Relative risk of peroneal palsy is 2.8 times greater for patients who receive epidural anesthesia for total knee arthroplasty than for those who received general or spinal anesthesia.
Prior lumbar laminectomy with total knee arthroplasty associated with a relative risk of peroneal palsy of 6.5 times greater than those without previous lumbar surgery.
Patients with pre-existing spinal stenosis are at increased risk for the development of foot drop after hip arthroplasty.

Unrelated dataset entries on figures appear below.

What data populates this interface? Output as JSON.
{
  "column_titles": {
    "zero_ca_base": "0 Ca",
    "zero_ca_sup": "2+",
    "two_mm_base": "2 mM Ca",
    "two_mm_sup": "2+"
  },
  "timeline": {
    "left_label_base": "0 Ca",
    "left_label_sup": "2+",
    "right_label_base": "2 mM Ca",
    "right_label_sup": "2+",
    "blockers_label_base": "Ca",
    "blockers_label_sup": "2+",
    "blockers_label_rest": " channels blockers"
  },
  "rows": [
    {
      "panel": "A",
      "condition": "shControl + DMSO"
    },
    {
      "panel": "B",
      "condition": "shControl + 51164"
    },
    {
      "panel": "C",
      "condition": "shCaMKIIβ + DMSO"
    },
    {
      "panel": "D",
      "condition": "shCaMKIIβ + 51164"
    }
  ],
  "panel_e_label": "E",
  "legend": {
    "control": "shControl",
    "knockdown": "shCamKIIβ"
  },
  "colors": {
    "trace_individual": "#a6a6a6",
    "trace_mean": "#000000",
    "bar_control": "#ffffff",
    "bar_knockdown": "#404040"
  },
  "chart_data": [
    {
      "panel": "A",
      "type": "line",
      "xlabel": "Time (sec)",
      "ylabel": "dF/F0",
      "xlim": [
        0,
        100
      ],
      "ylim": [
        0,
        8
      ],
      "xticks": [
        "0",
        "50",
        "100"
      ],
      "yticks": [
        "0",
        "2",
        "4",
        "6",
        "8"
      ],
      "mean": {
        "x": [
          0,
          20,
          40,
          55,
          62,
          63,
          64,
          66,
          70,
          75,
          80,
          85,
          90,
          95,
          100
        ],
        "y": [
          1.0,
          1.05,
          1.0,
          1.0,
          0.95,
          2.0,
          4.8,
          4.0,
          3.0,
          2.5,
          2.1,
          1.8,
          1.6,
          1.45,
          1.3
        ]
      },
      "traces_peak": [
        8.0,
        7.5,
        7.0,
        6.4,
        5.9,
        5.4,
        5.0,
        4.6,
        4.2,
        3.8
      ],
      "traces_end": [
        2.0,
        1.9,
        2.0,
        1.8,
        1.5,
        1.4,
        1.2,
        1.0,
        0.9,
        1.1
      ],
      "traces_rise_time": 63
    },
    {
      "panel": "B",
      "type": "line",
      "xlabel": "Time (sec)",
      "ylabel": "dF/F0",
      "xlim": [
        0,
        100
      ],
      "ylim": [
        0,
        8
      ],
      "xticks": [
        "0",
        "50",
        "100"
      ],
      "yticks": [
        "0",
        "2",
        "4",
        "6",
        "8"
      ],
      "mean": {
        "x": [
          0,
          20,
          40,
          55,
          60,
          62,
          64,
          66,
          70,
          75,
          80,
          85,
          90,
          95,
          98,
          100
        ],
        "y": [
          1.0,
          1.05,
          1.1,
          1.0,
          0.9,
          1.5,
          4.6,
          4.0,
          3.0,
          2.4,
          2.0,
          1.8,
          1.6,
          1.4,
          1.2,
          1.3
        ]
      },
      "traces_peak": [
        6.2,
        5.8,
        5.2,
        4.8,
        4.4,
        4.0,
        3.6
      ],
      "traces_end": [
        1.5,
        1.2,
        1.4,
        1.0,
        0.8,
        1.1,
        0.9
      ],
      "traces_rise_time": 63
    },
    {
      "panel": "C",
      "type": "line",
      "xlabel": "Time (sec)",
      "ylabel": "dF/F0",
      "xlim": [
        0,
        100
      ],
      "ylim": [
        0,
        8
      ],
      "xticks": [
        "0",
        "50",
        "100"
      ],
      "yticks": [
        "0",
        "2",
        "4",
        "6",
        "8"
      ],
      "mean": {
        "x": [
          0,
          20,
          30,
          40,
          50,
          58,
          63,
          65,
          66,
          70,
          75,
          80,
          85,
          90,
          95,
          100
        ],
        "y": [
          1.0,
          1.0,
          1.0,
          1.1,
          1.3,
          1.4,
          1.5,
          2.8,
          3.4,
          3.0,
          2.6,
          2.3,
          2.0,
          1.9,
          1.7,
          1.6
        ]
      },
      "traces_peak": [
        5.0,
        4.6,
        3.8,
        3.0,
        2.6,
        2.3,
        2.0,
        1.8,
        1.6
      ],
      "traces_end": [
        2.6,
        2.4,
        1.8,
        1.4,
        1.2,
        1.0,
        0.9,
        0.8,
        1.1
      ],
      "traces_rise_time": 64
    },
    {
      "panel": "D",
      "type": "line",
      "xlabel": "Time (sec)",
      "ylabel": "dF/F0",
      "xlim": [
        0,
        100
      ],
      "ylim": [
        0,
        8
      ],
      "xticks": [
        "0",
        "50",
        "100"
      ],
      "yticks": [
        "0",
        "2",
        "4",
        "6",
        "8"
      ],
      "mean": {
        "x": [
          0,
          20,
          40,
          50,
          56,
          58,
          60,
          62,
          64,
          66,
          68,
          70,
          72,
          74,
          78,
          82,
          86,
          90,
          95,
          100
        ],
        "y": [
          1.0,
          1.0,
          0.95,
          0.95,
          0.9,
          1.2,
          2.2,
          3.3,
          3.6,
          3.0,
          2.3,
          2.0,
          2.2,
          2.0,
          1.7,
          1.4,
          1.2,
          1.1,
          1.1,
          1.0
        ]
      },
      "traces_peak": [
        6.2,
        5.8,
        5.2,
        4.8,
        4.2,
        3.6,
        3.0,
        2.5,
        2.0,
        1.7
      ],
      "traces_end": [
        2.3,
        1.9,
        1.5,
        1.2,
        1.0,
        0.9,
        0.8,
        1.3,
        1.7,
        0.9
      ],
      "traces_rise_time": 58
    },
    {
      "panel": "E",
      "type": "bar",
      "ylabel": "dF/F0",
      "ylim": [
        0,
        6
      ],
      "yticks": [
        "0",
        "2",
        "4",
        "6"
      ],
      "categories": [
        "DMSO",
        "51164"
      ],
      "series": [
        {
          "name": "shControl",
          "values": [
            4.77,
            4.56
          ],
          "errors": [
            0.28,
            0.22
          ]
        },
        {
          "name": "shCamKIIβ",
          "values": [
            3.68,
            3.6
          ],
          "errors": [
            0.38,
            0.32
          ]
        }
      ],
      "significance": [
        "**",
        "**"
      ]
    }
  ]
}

Can be caused by compartment syndromes,
May be secondary to mononeuropathies of the deep peroneal, common peroneal, or sciatic nerves.
Lumbar radiculopathy, motor neuron disease, or parasagittal cortical or subcortical cerebral lesions also can be associated with foot drop.
May be caused by crossing of the legs.
Isolated foot drop is usually a flaccid process.
Possible lesion sites causing foot drop include: Neuromuscular disease Peroneal nerve disease Sciatic nerve abnormality L5 nerve root abnormality Spinal cord abnormality Brain lesion Genetic abnormality Cauda Equina Syndrome
Management depends on the underlying disorder.
Ankles can be stabilized by orthoses, to prevent foot drop.
Shoes can be fitted with traditional spring-loaded braces to prevent foot drop.
Functional electrical stimulation (FES). sometimes referred to as Neuromuscular electrical stimulation (NMES) can stimulate the peroneal nerve, which lifts the foot.
Foot-up ankle support may be sufficient help.
Treatment depends on the specific cause of foot drop.
Support with braces and shoe inserts are indicated.
Physical therapy to increase muscle strength and maintain joint motion may be helpful.
Electronic peroneal stimulation may be helpful.
In the presence of permanent loss of movement, surgery that fuses the foot and ankle joint or that transfers tendons from stronger leg muscles may be indicated.
Prognosis depends on the cause, as cases related to trauma or nerve damage can have partial or even complete recovery.
In the presence of progressive neurological disorders, foot drop will likely be a permanent process.